The federal benefits law was originally passed in 1976 and amended in 2003 to include heart attacks and strokes that strike responders up to 24 hours after an emergency call. The benefit applies to firefighters, police officers and emergency medical workers. The original benefit of $50,000 has been increased over the years and adjusted for inflation to the current amount of $333,600. The state contributes an additional $50,000, based on the same federal eligibility rules, Nangle said.

Kucsma responded Monday morning to a three-vehicle accident in Standish. Three people were hospitalized, and two remain so. The crash, involving a truck loaded with lumber, a pickup and a van, shut down the road for five and a half hours.

Gorham Fire Chief Robert Lefebvre also responded to the scene, along with Kucsma and others.

“We were out there for two hours,” Lefebvre said. “We then came back from that call and had a meeting in my office and we walked out of the building together at about noon time and he was heading in (to Portland) to do his dive.”

Lefebvre said the original intent of the federal law was to boost efforts to recruit and retain public safety workers. Medical experts had input in the decision to amend the law to include heart attacks and strokes.

The 2003 amendment says in part: “If a public safety officer dies as a direct and proximate result of a heart attack or stroke, that officer shall be presumed to have died as the direct and proximate result of a personal injury sustained in the line of duty unless such presumption is not overcome by competent medical evidence to the contrary.” The law covers deaths during “non-routine stressful or strenuous” public safety activity and up to 24 hours afterward.

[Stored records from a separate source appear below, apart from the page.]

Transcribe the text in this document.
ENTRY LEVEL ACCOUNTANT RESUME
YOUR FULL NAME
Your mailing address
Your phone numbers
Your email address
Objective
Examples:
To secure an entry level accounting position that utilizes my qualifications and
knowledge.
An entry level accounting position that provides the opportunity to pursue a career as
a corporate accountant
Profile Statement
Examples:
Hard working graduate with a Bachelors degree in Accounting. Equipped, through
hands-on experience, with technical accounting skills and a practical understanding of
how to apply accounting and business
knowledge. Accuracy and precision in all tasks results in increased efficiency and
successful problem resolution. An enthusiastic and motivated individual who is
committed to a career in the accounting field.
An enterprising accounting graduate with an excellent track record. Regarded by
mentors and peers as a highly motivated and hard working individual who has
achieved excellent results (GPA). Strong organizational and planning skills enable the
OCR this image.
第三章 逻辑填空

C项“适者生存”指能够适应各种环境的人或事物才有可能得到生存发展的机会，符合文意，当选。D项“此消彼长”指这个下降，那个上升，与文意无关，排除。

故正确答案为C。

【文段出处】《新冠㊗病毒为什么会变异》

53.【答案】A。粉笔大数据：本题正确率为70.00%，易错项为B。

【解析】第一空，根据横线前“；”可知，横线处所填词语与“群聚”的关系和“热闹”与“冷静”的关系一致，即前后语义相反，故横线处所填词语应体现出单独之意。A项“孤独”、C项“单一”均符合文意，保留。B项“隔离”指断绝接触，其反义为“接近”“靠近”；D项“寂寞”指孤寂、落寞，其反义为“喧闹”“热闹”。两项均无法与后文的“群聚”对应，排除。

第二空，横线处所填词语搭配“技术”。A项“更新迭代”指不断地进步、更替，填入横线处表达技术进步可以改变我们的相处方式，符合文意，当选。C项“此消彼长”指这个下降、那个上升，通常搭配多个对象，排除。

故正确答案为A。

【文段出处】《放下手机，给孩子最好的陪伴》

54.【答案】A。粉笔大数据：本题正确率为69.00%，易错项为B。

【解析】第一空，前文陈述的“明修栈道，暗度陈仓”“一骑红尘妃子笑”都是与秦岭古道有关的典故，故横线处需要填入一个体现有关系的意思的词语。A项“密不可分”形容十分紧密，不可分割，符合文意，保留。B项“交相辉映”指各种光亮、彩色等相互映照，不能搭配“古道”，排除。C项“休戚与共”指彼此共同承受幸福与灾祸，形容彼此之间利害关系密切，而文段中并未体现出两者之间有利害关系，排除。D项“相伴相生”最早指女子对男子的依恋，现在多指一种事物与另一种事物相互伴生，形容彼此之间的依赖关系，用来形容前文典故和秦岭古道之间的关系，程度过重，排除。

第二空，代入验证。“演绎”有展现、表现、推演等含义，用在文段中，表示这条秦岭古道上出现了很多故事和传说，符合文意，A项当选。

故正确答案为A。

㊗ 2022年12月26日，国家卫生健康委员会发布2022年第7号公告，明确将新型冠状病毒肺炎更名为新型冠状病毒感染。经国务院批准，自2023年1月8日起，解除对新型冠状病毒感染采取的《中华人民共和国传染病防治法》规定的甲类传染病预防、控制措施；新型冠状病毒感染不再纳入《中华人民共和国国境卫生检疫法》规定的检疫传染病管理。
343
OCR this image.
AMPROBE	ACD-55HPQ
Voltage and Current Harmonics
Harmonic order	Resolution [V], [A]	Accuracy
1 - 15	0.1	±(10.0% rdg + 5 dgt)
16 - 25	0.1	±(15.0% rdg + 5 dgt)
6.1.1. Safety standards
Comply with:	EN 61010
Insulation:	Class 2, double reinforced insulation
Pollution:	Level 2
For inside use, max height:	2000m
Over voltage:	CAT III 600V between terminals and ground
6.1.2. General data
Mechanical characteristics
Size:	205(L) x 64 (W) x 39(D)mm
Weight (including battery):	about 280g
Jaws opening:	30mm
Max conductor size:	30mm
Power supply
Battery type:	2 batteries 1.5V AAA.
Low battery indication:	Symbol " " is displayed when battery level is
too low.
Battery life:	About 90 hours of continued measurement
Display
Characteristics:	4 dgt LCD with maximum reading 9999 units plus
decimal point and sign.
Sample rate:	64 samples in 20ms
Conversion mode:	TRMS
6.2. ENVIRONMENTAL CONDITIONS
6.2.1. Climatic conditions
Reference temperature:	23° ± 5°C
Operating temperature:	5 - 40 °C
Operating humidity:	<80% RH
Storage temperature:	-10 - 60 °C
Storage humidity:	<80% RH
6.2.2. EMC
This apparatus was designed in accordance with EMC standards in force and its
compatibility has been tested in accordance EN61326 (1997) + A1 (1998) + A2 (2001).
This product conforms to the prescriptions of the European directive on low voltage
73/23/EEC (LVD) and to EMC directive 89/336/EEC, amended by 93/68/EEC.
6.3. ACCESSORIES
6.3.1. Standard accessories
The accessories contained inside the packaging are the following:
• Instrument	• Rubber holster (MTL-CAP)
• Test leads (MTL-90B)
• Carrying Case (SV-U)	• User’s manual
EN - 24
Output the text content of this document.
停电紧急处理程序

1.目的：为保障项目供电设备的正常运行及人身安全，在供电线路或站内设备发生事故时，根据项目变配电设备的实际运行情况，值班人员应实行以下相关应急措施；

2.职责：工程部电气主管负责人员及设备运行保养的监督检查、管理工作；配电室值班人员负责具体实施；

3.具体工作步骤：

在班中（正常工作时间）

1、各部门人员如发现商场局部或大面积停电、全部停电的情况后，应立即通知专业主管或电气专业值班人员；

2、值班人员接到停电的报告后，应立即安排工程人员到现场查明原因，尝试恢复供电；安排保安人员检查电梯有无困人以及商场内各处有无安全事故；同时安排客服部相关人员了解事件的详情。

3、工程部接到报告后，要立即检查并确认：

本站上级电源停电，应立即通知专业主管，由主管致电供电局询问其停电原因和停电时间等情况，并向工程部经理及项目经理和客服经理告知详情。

Nangle said Portland firefighters are working with the Gorham Fire Department to apply for a ruling that Kucsma died in the line of duty.

“It still needs to be evaluated by the national fire administration. We’re going to do everything we can to help the family in the long term,” he said, referring to Kucsma’s wife, Marcia, who survives him. “Where we’re making this application, it doesn’t necessarily mean she’s going to get it. The likelihood is probably.”

A call to the Bureau of Justice Assistance, which administers the federal program, was not returned Thursday.

The last time a Portland firefighter was deemed to have died in the line of duty even though the death occurred later was in 1993, when Frank E. Cowan suffered a heart attack while fighting a fire on Congress Street and was hospitalized. He was still out of work because of the first heart attack when he had another while mowing his lawn and died.

Cowan’s family received the death benefit because it was determined the second heart attack occurred because of damage caused by the first one, Nangle said.

As a Portland firefighter, Kucsma had to pass a physical fitness test that measured his endurance, strength and flexibility. As a member of the Gorham hazardous materials response team, he also had to pass an extensive physical exam.

“If he had not been cleared medically, he would not have been able to respond,” Lefebvre said. He said he believes Kucsma is the first Gorham firefighter to die in the line of duty during Lefebvre’s 30 years as chief.

A heart attack occurs when a buildup of plaque on the wall of an artery that carries blood to the heart ruptures and forms a clot that blocks the artery, said Dr. Marco Diaz, a cardiologist with Maine Medical Partners. When one of the arteries feeding the heart is blocked, a portion of the heart muscle is deprived of oxygen, leading to damage.

The ruptures are slightly more common during exertion or stress. In addition to a more rapid pulse and higher blood pressure, the body produces hormones that make the ruptures more likely, Diaz said.

Kucsma’s wife will be eligible, as are all spouses of emergency workers, for a portion of his state pension. That percentage is reduced by 2 percent for each year he had remaining until he was eligible for retirement. He had worked in the fire service 21 years, four less than the 25-year minimum to be eligible.

Firefighters are maintaining an around-the-clock vigil at the funeral home until his memorial service. Visiting hours are from 4 to 8 p.m. Friday at the Jones Rich & Hutchins Funeral Home at 199 Woodford St. His funeral will be an ecumenical service at the Cathedral of the Immaculate Conception in Portland.